Richard's current work has a strong emphasis on slip decoration, with bold, abstract designs overlaid with slip-trailed patterns. He produces a wide range of domestic ware as well as larger, "one-off" vases and plates.
Recently Richard has been working on flat form pots, some in black and others have textures on them to reflect the ruggedness of the coast where he works.
These slipware pots have a direct connection to the tradition in England of applying designs as done hundreds of years ago, brought up to date with fresh colours and lively patterns.
Richard Wilson was born and brought up in Norwich, and has been making pots since the early 1970s. After studying for two years at Great Yarmouth College of Art, he worked from 1974 to 1980 at Le Dieu Pottery in Norwich before spending 3 years in Australia and New Zealand, and a further five in Germany, working with many potters using different techniques, in particular woodfired salt glazes.

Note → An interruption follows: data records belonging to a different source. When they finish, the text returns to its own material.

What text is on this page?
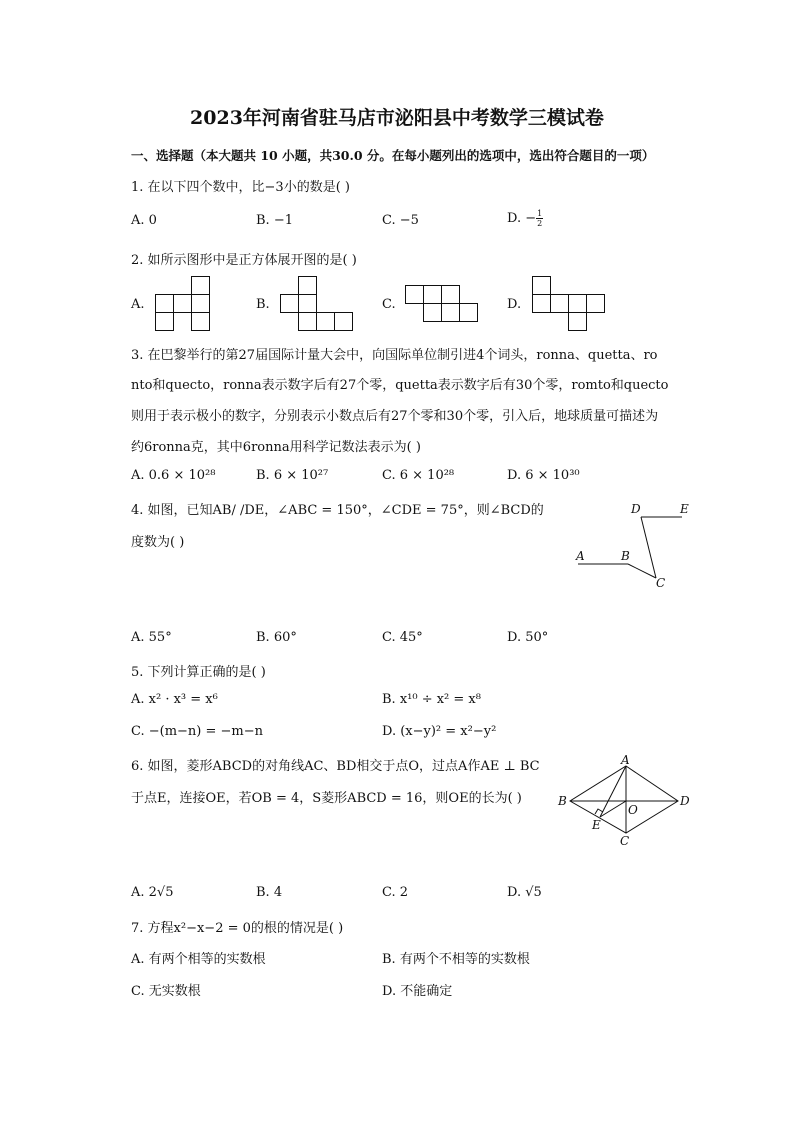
2023年河南省驻马店市泌阳县中考数学三模试卷
一、选择题（本大题共 10 小题，共30.0 分。在每小题列出的选项中，选出符合题目的一项）
1. 在以下四个数中，比−3小的数是( )
A. 0	B. −1	C. −5	D. − $\frac{1}{2}$
2. 如所示图形中是正方体展开图的是( )
A.	B.	C.	D.
3. 在巴黎举行的第27届国际计量大会中，向国际单位制引进4个词头，ronna、quetta、ro
nto和quecto，ronna表示数字后有27个零，quetta表示数字后有30个零，romto和quecto
则用于表示极小的数字，分别表示小数点后有27个零和30个零，引入后，地球质量可描述为
约6ronna克，其中6ronna用科学记数法表示为( )
A. 0.6 × 10²⁸	B. 6 × 10²⁷	C. 6 × 10²⁸	D. 6 × 10³⁰
4. 如图，已知AB/ /DE，∠ABC = 150°，∠CDE = 75°，则∠BCD的
度数为( )
A	B
C
D	E
A. 55°	B. 60°	C. 45°	D. 50°
5. 下列计算正确的是( )
A. x² · x³ = x⁶	B. x¹⁰ ÷ x² = x⁸
C. −(m−n) = −m−n	D. (x−y)² = x²−y²
6. 如图，菱形ABCD的对角线AC、BD相交于点O，过点A作AE ⊥ BC
于点E，连接OE，若OB = 4，S菱形ABCD = 16，则OE的长为( )
A
B
C
D
E
O
A. 2√5	B. 4	C. 2	D. √5
7. 方程x²−x−2 = 0的根的情况是( )
A. 有两个相等的实数根	B. 有两个不相等的实数根
C. 无实数根	D. 不能确定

Whilst in Germany, Richard spent some time with potters whose work drew from Eastern European designs, and has himself been especially inspired by Hungarian and Romanian slipware from the 1800s. He has also been strongly influenced by the Cardew tradition of English country pottery, having spent some months working at Wenford Bridge in the 1980s, learning about the strengths and subtleties of Cardew's work.
Recently his work has explored colour and abstract patterns in strong forms that capture the ebb and flow of the sea and the landscape of South West Dorset.
As a member of several pottery associations including Professional Member of the Craft Potters Association and ex chairman of the West Country Potters Association, he has been selected over the years for many cermaic fairs here in England and in Europe.
Richard's work is sold in many galleries in the UK from Scotland to Cornwall and also the Caribbean.
All his work is biscuit fired to 1010º C, then clear-glazed and refired in a 30 cubic foot gas kiln to 1120º C.